Blair paused and returned her gaze and then continued, “Imagine then we have this massive database of proposed amendments coupled with online debates on the various proposed amendments. Now you release an artificial intelligence on that database to arrive at proposals that would likely produce the amendments that could secure ratification. The combination of these amendment communities’ expressions and artificial intelligence analysis creates a Collective Intelligence which, through methods such as topic modeling, link and synthesize across these human contributions producing a structure for our federal/state/individual rights. Scary as it may sound, this sort of AI could serve an important role as a scholar, a synthesizer, and an evidence-based decision maker for amending the Constitution.
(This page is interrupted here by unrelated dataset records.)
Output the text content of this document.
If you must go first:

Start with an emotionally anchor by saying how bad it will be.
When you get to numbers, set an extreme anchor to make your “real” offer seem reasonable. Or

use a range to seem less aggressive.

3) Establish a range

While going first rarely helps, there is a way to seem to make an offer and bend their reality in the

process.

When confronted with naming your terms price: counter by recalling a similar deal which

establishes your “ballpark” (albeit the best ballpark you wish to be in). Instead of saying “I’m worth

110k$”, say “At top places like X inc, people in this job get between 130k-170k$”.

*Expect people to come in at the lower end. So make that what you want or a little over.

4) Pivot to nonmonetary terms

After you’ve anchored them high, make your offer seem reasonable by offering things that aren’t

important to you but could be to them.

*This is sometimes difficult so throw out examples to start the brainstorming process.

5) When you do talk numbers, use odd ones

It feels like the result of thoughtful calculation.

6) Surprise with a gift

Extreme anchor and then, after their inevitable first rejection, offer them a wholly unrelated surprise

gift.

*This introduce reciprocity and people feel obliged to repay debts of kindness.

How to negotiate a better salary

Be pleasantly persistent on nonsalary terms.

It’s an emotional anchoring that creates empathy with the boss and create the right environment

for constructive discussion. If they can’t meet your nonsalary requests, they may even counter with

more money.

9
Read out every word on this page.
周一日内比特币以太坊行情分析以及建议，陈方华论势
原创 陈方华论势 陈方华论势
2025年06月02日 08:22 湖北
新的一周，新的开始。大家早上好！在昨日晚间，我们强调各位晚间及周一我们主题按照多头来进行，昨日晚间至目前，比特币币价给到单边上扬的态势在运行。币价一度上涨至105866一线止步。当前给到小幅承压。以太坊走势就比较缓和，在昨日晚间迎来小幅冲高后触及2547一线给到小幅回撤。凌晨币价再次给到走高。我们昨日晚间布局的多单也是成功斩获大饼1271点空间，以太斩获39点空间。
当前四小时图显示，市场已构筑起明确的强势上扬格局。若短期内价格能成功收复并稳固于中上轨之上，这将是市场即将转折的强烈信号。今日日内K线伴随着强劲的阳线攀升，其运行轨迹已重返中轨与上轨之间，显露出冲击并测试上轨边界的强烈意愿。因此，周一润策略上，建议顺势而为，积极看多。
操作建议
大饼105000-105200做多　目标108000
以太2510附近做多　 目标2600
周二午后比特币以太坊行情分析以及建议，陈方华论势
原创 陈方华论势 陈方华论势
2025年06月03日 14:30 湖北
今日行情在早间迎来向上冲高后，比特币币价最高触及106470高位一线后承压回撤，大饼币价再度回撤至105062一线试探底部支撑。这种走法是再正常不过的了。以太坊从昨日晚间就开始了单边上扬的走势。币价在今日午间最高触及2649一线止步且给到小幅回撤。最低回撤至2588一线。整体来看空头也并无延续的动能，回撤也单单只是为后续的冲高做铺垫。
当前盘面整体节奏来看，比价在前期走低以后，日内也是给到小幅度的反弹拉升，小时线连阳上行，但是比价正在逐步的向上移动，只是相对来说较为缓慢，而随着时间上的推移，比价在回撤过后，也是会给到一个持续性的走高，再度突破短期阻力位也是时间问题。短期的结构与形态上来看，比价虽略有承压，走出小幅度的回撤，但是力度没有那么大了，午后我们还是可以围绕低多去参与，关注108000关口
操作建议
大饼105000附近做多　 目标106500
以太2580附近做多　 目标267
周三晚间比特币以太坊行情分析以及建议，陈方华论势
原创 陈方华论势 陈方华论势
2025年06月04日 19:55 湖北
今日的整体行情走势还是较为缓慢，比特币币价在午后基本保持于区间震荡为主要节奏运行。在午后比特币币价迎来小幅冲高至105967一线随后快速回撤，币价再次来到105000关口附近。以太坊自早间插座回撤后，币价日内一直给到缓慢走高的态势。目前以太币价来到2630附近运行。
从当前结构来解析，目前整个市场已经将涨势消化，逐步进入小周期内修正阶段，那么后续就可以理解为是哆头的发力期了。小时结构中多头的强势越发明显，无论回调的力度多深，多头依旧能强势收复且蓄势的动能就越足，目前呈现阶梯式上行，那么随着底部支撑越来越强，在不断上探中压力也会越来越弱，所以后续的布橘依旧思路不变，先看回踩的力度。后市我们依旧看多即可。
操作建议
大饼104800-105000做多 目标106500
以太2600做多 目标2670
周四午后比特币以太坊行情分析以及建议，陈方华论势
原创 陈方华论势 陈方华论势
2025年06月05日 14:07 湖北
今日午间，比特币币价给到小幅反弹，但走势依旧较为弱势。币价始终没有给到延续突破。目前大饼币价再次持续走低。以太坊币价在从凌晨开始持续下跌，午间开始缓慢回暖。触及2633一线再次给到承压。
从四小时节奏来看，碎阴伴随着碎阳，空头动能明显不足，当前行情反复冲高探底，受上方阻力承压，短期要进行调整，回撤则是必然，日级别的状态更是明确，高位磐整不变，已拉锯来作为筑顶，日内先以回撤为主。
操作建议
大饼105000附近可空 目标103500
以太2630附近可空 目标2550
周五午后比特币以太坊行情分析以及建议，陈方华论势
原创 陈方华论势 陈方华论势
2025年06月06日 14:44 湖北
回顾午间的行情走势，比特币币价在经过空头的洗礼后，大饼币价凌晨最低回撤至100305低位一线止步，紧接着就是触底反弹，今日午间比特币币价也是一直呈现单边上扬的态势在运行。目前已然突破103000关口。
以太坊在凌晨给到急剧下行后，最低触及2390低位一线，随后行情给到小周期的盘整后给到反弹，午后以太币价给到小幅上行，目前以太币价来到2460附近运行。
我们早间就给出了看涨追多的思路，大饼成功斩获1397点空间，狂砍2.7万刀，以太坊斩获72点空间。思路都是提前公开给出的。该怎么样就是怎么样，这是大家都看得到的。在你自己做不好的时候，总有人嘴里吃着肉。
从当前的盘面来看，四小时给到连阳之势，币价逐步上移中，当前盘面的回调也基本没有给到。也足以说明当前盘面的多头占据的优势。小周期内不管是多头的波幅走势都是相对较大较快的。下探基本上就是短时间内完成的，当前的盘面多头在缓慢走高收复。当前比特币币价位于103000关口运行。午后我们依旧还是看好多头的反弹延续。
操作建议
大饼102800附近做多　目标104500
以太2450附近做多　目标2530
The end result can benefit the social construction of our federal system.”

“I get that”, Rachel said. “The Wisdom of the Crowds would engage a large numbers of diverse individuals thereby producing a better solution than any single point of view could provide. The different perspectives avoid the solutions that a group of like-minded individuals -- I am referring to the age, ethnicity, wealth and social standing of the all-white, mostly male, homogeneous Congress and state legislatures -- would provide. Moreover, diverse groups will be involved in the process and thus invested in the process.”

“My thoughts exactly. Those are the three items I want to raise at the Press Conference next week. Now it’s your turn. What have you come up with?”

“I guess I am thinking more logistically. First, we need an office, a staff and budget. I am happy to take those tasks on and let you focus on the bigger issues”, Rachel said.

“That would be great as that is not my strong suit. I would recommend we keep the employees all Washington, D.C. residents to avoid any state being favored”, Blair said.

“I agree. Second, we need to find a dignified place to hold the ConProAm. It deserves certain majesty. Judge Garland set the place as Washington, D.C. I was thinking the National Building museum; lots of space to set up a Convention with three stories of galleries for the press and public to watch.”

“I have been there several times. That would be perfect. Jump on that first thing. It would be a great place to have our offices too. I am sure they would clear any conflicts to let us have the facility.” Blair said.

“Third, we need a Website, pronto. I expect we are going to be deluged with inquiries. Do you want me to take on that as well?”

“Rachel, I think this is the beginning of a beautiful friendship.” Blair said.